Some of the victims were also killed at the roadblock as they attempted to flee to Kigali from nearby places like Muyumbu and Nyagasambu, he said.

While many Genocide victims remain unaccounted for and efforts to ascertain the whereabouts of their remains continue in earnest across the country, the sheer number of the exhumed victims in the heart of a residential area like Kabuga-Gahoromani shocked many.  

Information that led to the exhumation of the remains in the area came last year from a drunken Genocide perpetrator, who was aged 19 when he took part in the killings a quarter a century ago, Saturday Times established.

"Initially the tip-off was about one mass grave, then it led to another and then another one, until we discovered so many of such mass graves across the neighbourhood,” Nkuranga said, adding that some locals had even knowingly constructed houses atop of mass graves, while others had secretly relocated some remains to remove traces.

Some of the remains were retrieved from within foundations of houses constructed after the Genocide, Nkuranga said, adding that in some cases successive homeowners sold the properties on learning about the remains underneath but did not pass on the information to authorities.

Most of the mass graves that were found in the area were dug as early as 1992, way before the Genocide against the Tutsi, Nkuranga said.

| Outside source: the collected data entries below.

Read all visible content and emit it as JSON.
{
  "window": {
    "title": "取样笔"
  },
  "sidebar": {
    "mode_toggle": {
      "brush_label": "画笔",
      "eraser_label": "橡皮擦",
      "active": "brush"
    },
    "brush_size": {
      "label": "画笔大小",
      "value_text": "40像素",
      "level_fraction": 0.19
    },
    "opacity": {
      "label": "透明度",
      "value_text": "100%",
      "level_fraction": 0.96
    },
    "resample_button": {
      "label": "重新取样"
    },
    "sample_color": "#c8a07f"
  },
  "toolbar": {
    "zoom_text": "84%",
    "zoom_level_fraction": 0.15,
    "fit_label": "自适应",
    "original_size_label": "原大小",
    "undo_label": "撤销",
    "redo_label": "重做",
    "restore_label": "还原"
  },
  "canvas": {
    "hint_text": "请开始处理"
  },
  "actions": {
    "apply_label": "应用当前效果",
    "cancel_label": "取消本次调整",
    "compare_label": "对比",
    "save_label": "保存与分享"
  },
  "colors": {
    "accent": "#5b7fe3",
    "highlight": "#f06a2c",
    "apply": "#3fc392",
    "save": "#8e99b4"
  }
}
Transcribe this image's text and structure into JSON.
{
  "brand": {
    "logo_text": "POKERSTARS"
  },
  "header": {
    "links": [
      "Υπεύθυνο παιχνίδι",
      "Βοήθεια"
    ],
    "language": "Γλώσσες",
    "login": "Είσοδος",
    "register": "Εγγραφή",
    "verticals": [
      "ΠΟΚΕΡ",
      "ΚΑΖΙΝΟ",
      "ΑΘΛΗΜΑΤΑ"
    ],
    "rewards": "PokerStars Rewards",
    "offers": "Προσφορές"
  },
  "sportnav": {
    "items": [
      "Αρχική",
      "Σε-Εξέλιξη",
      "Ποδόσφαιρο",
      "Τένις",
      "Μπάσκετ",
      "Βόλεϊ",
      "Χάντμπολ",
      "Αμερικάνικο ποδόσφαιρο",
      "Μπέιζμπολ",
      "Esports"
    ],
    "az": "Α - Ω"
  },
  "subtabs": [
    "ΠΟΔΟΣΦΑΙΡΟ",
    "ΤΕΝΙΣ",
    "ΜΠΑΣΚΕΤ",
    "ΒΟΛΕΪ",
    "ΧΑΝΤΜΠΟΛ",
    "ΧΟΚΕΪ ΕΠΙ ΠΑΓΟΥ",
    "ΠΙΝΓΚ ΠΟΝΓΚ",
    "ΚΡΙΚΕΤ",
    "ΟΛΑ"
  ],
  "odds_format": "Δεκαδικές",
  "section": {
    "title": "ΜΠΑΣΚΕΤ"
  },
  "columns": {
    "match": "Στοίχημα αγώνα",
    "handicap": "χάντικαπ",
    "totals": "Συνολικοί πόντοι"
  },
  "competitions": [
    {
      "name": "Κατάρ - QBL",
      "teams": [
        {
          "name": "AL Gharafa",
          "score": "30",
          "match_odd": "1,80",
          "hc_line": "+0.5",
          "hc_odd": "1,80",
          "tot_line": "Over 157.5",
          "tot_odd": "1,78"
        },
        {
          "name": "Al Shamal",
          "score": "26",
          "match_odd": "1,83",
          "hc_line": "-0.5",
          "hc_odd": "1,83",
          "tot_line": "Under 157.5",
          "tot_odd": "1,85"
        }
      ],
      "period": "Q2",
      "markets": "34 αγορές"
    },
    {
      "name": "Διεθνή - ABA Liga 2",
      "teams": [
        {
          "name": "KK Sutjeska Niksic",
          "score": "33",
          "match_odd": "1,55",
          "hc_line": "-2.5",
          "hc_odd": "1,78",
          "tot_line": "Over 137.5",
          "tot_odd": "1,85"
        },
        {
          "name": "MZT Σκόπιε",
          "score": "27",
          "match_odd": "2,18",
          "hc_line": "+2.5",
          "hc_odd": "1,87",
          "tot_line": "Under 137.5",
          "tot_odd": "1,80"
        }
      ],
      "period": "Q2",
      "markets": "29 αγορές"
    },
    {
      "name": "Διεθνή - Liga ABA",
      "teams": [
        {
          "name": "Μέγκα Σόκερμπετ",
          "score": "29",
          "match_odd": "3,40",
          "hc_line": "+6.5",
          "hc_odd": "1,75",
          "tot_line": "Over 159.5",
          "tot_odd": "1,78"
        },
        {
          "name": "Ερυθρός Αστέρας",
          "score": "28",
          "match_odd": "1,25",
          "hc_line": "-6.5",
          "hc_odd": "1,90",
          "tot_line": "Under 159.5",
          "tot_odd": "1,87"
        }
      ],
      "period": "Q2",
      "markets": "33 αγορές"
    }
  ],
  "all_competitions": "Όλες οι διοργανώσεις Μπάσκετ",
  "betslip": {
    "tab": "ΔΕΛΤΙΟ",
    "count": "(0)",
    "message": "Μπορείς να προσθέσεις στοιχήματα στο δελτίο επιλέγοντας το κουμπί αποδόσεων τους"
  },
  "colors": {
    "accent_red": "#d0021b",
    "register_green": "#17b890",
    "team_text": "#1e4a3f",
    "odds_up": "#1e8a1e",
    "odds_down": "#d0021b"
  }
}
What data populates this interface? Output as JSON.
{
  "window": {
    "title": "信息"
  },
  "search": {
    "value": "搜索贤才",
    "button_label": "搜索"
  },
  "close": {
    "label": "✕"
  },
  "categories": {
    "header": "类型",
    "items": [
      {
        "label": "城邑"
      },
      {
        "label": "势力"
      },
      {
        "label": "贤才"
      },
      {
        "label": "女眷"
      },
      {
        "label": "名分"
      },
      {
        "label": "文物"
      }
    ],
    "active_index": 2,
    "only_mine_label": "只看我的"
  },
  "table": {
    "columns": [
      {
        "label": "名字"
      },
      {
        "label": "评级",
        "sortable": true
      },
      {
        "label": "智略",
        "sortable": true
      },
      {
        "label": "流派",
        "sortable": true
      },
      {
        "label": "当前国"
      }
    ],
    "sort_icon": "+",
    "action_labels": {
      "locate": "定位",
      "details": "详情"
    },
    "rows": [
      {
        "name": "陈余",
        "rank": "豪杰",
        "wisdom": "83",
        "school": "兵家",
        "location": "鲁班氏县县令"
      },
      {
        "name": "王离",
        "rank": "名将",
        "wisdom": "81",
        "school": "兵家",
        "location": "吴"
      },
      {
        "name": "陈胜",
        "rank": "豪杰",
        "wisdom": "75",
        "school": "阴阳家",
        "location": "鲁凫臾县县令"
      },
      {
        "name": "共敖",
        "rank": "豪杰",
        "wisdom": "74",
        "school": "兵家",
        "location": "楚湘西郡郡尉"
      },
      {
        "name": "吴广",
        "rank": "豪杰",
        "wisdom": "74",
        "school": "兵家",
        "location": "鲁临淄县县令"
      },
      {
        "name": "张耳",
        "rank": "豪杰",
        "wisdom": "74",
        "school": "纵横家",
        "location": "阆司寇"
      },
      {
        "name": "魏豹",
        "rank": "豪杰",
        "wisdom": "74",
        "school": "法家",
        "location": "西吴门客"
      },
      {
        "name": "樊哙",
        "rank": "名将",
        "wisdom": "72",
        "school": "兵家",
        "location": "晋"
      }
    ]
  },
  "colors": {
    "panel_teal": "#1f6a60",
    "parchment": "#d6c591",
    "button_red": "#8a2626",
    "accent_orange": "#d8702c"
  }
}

He added that it was impossible to identify most of the victims because, in most cases, not only acid was poured on their bodies so they could dissolve but the killers also applied salt blocks to completely crush the bones into ash.

Anyone who willfully refuses to share information about the possible whereabouts of remains of the victims commits a criminal offence, according to the law.

"It is a shame that such a larger number of victims could not be found for all this time,” said Modest Mbabazi, the Spokesperson of the Rwanda Investigation Bureau.

Rwandans should understand that telling the truth about the Genocide and the fate of victims is a key element in the healing of survivors, he told this newspaper.

Nkuranga said that Ibuka will continue to do everything possible to ensure that all Genocide victims are recovered and accorded decent burial.

However, he said, "we also know that some of the victims will never be recovered, especially those that were dumped in rivers, lakes, and swamps.”

A 2001 survey by the Government of Rwanda put the number of Genocide victims at 1,074,017.

The Nyanza Memorial Centre where the recovered victims will be interred and honoured today is already home to over 11,000 Genocide victims, including over 3,000 Tutsi who were slaughtered on April 11, 1994 when a contingent of UN Belgian troops withdrew from ETO-Kicukiro (now IPRC-Kigali), leaving thousands of helpless refugees at the mercy of Interahamwe and ex-FAR soldiers that had already laid siege to the compound.

The Genocide against the Tutsi was brought to a halt in July 1994 by Rwanda Patriotic Army, then under the command of the now-President Paul Kagame.